There is a simple conversion however. Here in the U.S., weights are in ounces of course, but more importantly for figuring sugar content is the amount of sugar in teaspoons. Interestingly, 1 teaspoon of sugar equals 4.2 grams.
Thing is, as referenced by Pasta is that,carbohydrates, a key nutrient, are listed on the nutrition facts (at least here). Sugars, both naturally occurring sugar and added sugar, are carbohydrates and are listed under total carbohydrates, along with dietary fiber. Naturally occurring sugars include fructose found in fruits as well as lactose found in milk and milk products.
Added sugars would include white sugar, brown sugar, honey, corn syrup, fructose and dextrose.
To determine the "added sugars, subtract the amount of "fiber" (in grams) from the total carbs and divide by 4.2. This number, then, represents the added sugars (in grams) as opposed to naturally occurring sugar inherent in carbohydrates.
I've been on a low sugar regimen for about six months and am totally surprised at how good I feel… never mind the steady weight loss.

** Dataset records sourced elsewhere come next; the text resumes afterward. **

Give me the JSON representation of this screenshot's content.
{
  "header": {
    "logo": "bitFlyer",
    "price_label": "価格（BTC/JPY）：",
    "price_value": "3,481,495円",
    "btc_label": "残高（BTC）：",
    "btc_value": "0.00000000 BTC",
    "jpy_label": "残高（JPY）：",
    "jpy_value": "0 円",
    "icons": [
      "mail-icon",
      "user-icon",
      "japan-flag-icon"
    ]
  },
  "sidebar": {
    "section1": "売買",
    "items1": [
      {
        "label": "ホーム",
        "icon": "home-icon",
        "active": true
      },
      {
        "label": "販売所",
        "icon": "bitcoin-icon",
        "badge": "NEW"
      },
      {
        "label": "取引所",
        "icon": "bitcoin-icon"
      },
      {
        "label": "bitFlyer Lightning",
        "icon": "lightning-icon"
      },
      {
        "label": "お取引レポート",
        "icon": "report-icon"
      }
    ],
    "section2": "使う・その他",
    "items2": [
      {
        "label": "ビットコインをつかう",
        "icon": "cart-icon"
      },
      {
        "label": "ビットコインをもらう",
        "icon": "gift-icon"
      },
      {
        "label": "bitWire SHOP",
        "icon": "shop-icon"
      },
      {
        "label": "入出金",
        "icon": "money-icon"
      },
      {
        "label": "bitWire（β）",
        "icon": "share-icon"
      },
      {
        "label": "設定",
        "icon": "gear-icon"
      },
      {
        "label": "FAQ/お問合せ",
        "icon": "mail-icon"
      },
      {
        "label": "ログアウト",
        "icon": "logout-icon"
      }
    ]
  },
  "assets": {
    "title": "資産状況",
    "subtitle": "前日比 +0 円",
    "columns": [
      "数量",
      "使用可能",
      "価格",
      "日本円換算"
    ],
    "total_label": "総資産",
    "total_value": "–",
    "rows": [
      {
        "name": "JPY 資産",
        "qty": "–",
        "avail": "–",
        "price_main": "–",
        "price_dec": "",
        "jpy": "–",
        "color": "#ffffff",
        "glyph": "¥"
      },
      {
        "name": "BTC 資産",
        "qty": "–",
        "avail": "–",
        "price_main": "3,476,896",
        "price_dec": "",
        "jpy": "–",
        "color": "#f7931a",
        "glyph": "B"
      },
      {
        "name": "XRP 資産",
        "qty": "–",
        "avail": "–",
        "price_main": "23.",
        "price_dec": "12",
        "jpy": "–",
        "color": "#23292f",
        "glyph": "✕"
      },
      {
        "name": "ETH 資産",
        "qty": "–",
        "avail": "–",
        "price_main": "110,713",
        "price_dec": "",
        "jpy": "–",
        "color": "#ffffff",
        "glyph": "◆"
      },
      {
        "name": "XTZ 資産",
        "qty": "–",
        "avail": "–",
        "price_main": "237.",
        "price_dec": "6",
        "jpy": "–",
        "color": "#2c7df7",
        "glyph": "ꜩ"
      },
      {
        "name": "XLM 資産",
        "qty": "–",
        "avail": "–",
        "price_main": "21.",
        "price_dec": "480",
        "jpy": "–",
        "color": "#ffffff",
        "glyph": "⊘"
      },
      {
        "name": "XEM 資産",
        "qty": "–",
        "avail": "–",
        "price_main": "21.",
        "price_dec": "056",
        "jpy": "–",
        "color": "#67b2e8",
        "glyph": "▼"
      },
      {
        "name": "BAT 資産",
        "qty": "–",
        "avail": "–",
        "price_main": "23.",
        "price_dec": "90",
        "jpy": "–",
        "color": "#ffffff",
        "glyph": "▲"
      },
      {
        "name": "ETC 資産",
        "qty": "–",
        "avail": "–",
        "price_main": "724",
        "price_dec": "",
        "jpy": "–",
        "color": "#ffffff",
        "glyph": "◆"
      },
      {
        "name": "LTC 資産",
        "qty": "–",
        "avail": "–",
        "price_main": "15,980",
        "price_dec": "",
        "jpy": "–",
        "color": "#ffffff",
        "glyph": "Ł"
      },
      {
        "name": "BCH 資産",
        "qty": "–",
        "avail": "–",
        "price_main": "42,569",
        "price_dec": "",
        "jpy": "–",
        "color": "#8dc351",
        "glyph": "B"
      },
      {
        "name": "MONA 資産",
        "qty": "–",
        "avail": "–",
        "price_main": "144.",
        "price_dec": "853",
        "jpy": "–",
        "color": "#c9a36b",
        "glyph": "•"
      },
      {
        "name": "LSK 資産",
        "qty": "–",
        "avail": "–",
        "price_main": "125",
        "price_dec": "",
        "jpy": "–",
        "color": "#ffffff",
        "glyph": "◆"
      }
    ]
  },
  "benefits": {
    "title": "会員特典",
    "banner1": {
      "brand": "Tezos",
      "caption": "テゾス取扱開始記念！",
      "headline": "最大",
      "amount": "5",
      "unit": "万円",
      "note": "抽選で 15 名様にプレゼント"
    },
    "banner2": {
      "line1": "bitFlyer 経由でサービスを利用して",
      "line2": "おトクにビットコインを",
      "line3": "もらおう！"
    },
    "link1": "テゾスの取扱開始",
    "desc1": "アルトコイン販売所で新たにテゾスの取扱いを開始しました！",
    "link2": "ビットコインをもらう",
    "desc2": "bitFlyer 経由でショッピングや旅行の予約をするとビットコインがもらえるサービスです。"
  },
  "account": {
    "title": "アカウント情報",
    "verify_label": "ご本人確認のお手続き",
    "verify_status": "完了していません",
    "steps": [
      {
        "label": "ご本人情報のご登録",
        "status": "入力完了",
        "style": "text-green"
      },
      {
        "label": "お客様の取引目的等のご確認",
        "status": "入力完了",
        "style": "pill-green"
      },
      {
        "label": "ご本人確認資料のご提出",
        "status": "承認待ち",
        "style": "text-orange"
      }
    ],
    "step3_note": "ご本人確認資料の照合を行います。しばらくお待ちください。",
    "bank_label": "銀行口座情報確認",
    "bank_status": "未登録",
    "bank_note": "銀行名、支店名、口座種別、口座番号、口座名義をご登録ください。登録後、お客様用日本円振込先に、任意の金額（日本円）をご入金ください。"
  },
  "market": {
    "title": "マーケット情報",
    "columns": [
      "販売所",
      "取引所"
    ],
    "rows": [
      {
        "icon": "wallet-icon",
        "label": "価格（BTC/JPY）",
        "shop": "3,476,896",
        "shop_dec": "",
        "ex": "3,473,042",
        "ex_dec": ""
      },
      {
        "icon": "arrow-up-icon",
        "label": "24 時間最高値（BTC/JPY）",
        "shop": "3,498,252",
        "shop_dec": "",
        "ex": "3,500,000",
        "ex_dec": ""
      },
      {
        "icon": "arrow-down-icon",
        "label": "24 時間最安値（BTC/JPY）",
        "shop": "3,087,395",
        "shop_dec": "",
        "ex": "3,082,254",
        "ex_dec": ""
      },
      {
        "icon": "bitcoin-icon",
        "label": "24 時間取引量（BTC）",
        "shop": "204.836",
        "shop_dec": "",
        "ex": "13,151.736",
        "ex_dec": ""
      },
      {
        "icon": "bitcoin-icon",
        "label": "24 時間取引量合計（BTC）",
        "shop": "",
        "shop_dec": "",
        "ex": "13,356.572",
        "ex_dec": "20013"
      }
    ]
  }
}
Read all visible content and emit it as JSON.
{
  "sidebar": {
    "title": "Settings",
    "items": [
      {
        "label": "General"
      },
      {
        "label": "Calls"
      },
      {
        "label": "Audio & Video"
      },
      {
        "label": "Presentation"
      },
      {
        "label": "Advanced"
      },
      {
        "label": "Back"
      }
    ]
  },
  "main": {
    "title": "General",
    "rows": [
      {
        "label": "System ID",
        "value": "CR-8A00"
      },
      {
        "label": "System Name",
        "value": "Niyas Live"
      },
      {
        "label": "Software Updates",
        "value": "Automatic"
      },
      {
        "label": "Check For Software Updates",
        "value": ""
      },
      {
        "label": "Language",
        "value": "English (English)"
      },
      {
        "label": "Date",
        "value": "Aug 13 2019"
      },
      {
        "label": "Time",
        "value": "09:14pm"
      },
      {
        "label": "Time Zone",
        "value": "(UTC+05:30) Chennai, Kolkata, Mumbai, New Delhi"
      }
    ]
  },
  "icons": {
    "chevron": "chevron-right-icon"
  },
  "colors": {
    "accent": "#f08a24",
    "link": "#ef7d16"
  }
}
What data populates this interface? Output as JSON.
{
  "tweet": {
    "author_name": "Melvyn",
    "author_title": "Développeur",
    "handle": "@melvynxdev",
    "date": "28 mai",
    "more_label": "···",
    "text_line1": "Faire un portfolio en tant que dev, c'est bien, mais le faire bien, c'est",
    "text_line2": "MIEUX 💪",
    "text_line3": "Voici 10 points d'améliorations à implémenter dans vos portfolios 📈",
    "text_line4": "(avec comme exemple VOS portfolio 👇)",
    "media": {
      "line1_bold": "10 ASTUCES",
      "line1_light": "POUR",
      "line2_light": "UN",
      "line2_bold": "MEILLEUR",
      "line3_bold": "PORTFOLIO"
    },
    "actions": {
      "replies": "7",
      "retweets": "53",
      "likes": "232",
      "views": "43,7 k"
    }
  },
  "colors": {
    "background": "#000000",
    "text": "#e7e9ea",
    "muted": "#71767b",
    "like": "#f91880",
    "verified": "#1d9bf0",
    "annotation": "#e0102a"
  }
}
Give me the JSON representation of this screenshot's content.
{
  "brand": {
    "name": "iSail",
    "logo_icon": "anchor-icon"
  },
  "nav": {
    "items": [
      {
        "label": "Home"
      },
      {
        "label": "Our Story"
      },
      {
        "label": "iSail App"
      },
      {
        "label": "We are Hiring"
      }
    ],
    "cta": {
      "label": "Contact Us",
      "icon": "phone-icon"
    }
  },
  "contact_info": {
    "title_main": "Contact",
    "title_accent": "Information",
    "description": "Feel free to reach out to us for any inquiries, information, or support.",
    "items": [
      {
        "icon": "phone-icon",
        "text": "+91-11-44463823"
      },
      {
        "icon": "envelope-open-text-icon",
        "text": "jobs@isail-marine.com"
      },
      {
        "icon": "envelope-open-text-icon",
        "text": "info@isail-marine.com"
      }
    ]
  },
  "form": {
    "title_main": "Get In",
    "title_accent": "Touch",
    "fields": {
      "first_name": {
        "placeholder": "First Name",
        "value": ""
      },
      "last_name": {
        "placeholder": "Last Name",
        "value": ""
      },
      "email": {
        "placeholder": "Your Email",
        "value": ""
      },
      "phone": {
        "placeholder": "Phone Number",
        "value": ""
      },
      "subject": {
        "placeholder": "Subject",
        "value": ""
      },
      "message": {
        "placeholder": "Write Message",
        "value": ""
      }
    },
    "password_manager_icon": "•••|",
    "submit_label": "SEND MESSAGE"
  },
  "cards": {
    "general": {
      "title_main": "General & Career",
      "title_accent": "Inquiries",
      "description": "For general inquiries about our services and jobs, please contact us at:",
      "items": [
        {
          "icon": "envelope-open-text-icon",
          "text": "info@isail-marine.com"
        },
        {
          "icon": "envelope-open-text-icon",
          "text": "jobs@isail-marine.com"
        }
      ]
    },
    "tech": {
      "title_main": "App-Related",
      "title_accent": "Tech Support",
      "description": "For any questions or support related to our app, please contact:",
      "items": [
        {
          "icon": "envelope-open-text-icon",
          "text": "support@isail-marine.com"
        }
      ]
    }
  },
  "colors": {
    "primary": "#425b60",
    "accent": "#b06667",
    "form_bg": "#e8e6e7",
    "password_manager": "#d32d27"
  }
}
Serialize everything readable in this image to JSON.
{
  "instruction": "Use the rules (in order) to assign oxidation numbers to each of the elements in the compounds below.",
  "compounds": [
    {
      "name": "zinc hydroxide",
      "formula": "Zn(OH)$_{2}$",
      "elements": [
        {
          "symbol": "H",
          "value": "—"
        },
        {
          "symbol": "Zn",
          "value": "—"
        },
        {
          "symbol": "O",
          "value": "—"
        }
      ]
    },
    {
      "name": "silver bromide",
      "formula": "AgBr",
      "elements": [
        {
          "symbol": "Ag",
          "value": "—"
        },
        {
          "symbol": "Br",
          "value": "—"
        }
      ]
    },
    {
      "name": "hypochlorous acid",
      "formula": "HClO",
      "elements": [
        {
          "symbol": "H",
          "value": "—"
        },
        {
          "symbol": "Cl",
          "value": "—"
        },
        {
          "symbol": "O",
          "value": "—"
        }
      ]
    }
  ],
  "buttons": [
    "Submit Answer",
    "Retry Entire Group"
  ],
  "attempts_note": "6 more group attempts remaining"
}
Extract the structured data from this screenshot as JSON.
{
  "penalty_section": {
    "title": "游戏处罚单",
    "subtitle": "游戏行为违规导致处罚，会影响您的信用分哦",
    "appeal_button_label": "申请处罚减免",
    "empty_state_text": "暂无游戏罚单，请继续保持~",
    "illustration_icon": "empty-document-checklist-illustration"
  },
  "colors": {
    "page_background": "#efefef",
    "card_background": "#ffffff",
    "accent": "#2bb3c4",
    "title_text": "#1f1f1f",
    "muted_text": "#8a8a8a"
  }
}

I'm mystified by your reference to cutting out chess, since it is an excellent source of protein… especially the low fat ones such as baby swiss. Used in moderation of course. Poultry white meat is probably the best source of protein but avoid the skin, since, unlike beef for example, the fat in chickens and other poultry is carried by the bird just under the skin rather than "marbled" within the meat.
Keep some high protein drinks around for those times hunger really strikes. Atkins, for example, contains 16 grams of protein but at only 150 calories and (depending on the flavor choice) no sugar or at most one teaspoon (4.2) grams of sugar. They are quite tasty, BTW.